Cet été, j'ai eu la joie de passer une semaine à Rome. La fois précédente, cela avait été il y a 5 ans, à l'automne 2009. Et cette fois-ci, comme à l'accoutumée, j'ai été ravi. J'ai eu la joie de revoir mon ami Gianni B. et une bande de joyeux lurons avec qui j'ai travaillé dans les années 90. J'ai à nouveau fait de la bicyclette sur les bords du Tibre, dégusté des granités (grattachecca) aux parfums les plus divers, me suis étourdi à la vue des trompe l'oeil prodigieux d'Andrea Pozzo à l'église Saint Ignace de Loyola ou à l'église du Gesù, étanché ma soif à un délicieux Frascati via Sistina ou encore dégusté le meilleur tiramisu de Rome (donc d'Italie, donc du monde) au restaurant Velavevodetto, place des Quirites.
Mais au-delà de tous ces plaisirs princiers accumulés, j'ai découvert pour la première fois la fameuse chapelle Sixitine. Et là, j'ai connu l'effet d'une bombe à retardement. Au moment où je me suis retrouvé dans la chapelle, entouré de quelques milliers de touristes comme moi, parlant des dizaines de langues, j'ai éprouvé une forte sensation d'étouffement et je n'avais qu'une envie : fuir ! Cette sensation était si forte que ne parvenais pas à distinguer quoi que ce soit de digne d'intérêt. Emporté par la foule et pris d'agoraphobie, ma vue se brouilla devant la profusion des oeuvres. Mon esprit devint confus et mes jambes s'alourdirent de paresse. Si je n'avais pas auparavant vu des dizaines de fois des reproductions du doigt de Dieu ou du péché originel, j'aurais pu m'exclamer à l'unisson avec Daniel Arasse : "On n'y voit rien". Ce n'est que quelques jours plus tard que, de façon inopinée, les représentations mentales de ce que j'avais entr'aperçu dans la chapelle me sont apparues avec acuité, comme autant de questions brutales :
1. Michelange est-il le préfigurateur du baroque ?

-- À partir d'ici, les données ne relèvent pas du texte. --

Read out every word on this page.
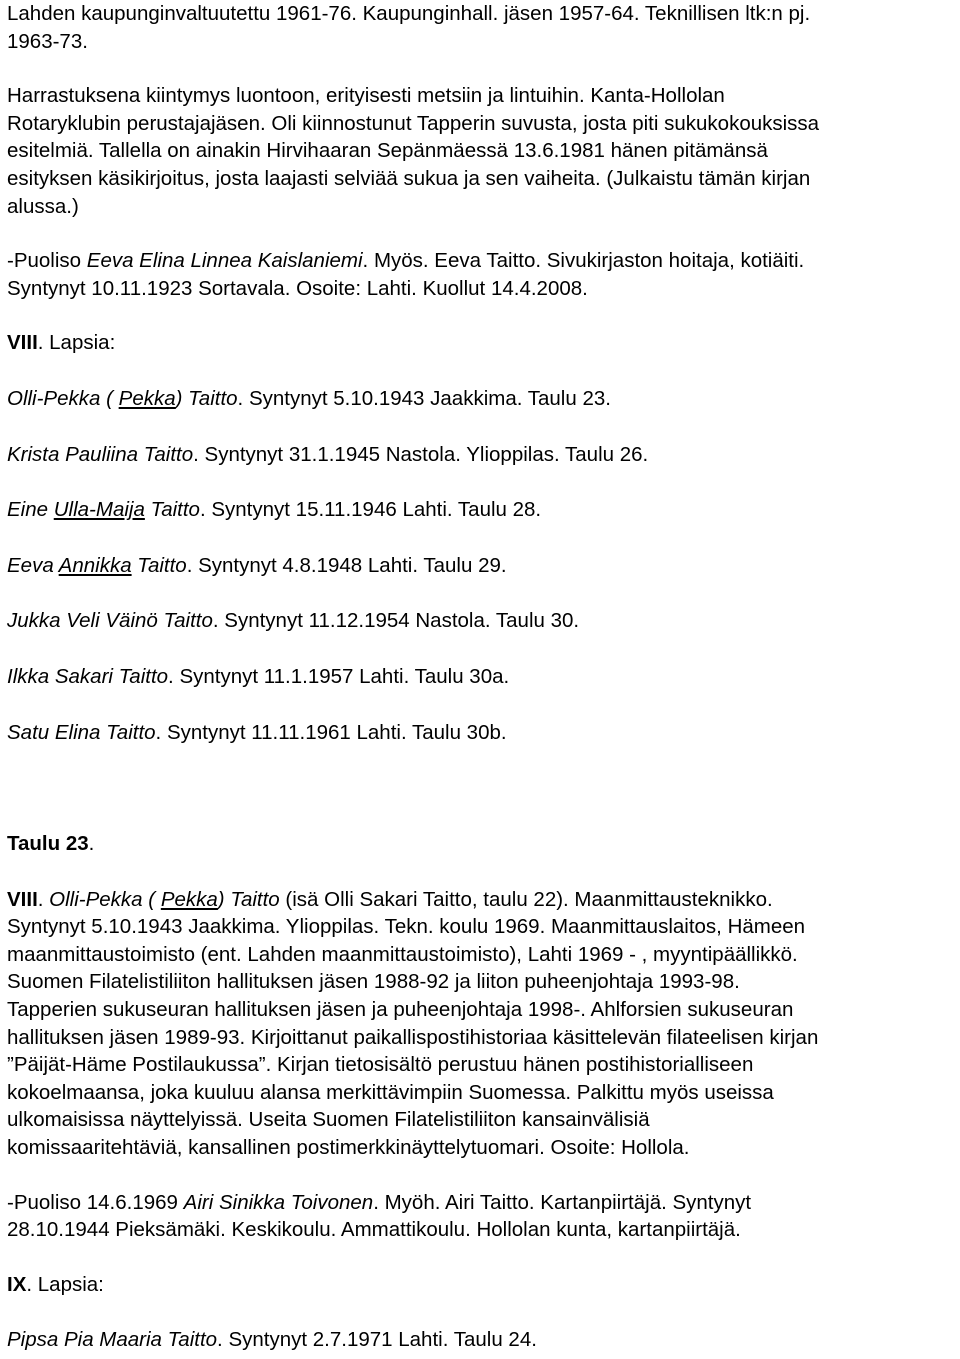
Lahden kaupunginvaltuutettu 1961-76. Kaupunginhall. jäsen 1957-64. Teknillisen ltk:n pj.
1963-73.

Harrastuksena kiintymys luontoon, erityisesti metsiin ja lintuihin. Kanta-Hollolan
Rotaryklubin perustajajäsen. Oli kiinnostunut Tapperin suvusta, josta piti sukukokouksissa
esitelmiä. Tallella on ainakin Hirvihaaran Sepänmäessä 13.6.1981 hänen pitämänsä
esityksen käsikirjoitus, josta laajasti selviää sukua ja sen vaiheita. (Julkaistu tämän kirjan
alussa.)

-Puoliso Eeva Elina Linnea Kaislaniemi. Myös. Eeva Taitto. Sivukirjaston hoitaja, kotiäiti.
Syntynyt 10.11.1923 Sortavala. Osoite: Lahti. Kuollut 14.4.2008.

VIII. Lapsia:

Olli-Pekka ( Pekka) Taitto. Syntynyt 5.10.1943 Jaakkima. Taulu 23.

Krista Pauliina Taitto. Syntynyt 31.1.1945 Nastola. Ylioppilas. Taulu 26.

Eine Ulla-Maija Taitto. Syntynyt 15.11.1946 Lahti. Taulu 28.

Eeva Annikka Taitto. Syntynyt 4.8.1948 Lahti. Taulu 29.

Jukka Veli Väinö Taitto. Syntynyt 11.12.1954 Nastola. Taulu 30.

Ilkka Sakari Taitto. Syntynyt 11.1.1957 Lahti. Taulu 30a.

Satu Elina Taitto. Syntynyt 11.11.1961 Lahti. Taulu 30b.

Taulu 23.

VIII. Olli-Pekka ( Pekka) Taitto (isä Olli Sakari Taitto, taulu 22). Maanmittausteknikko.
Syntynyt 5.10.1943 Jaakkima. Ylioppilas. Tekn. koulu 1969. Maanmittauslaitos, Hämeen
maanmittaustoimisto (ent. Lahden maanmittaustoimisto), Lahti 1969 - , myyntipäällikkö.
Suomen Filatelistiliiton hallituksen jäsen 1988-92 ja liiton puheenjohtaja 1993-98.
Tapperien sukuseuran hallituksen jäsen ja puheenjohtaja 1998-. Ahlforsien sukuseuran
hallituksen jäsen 1989-93. Kirjoittanut paikallispostihistoriaa käsittelevän filateelisen kirjan
”Päijät-Häme Postilaukussa”. Kirjan tietosisältö perustuu hänen postihistorialliseen
kokoelmaansa, joka kuuluu alansa merkittävimpiin Suomessa. Palkittu myös useissa
ulkomaisissa näyttelyissä. Useita Suomen Filatelistiliiton kansainvälisiä
komissaaritehtäviä, kansallinen postimerkkinäyttelytuomari. Osoite: Hollola.

-Puoliso 14.6.1969 Airi Sinikka Toivonen. Myöh. Airi Taitto. Kartanpiirtäjä. Syntynyt
28.10.1944 Pieksämäki. Keskikoulu. Ammattikoulu. Hollolan kunta, kartanpiirtäjä.

IX. Lapsia:

Pipsa Pia Maaria Taitto. Syntynyt 2.7.1971 Lahti. Taulu 24.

2. Pourquoi ai-je vu des serpents partout ?
3. Quelle histoire se cache derrière ce panégyrique du christianisme ?
4. Que signifient tous ces clins d'oeil adressés par Michelange au gré de ses fresques merveilleuses ?
5. Pourquoi les personnages a priori les plus insignifiants - les ignudi - surpassent-ils tant en beauté toutes les autres figures représentées dans la chapelle ?
Ces questions m'ont travaillé tout l'été. Et même quand je me baladais sous d'autres tropiques, dans les rues de Carthagène des Indes, elles m'obsédaient, lancinantes et obsédantes comme un ululement de chouette dans la forêt.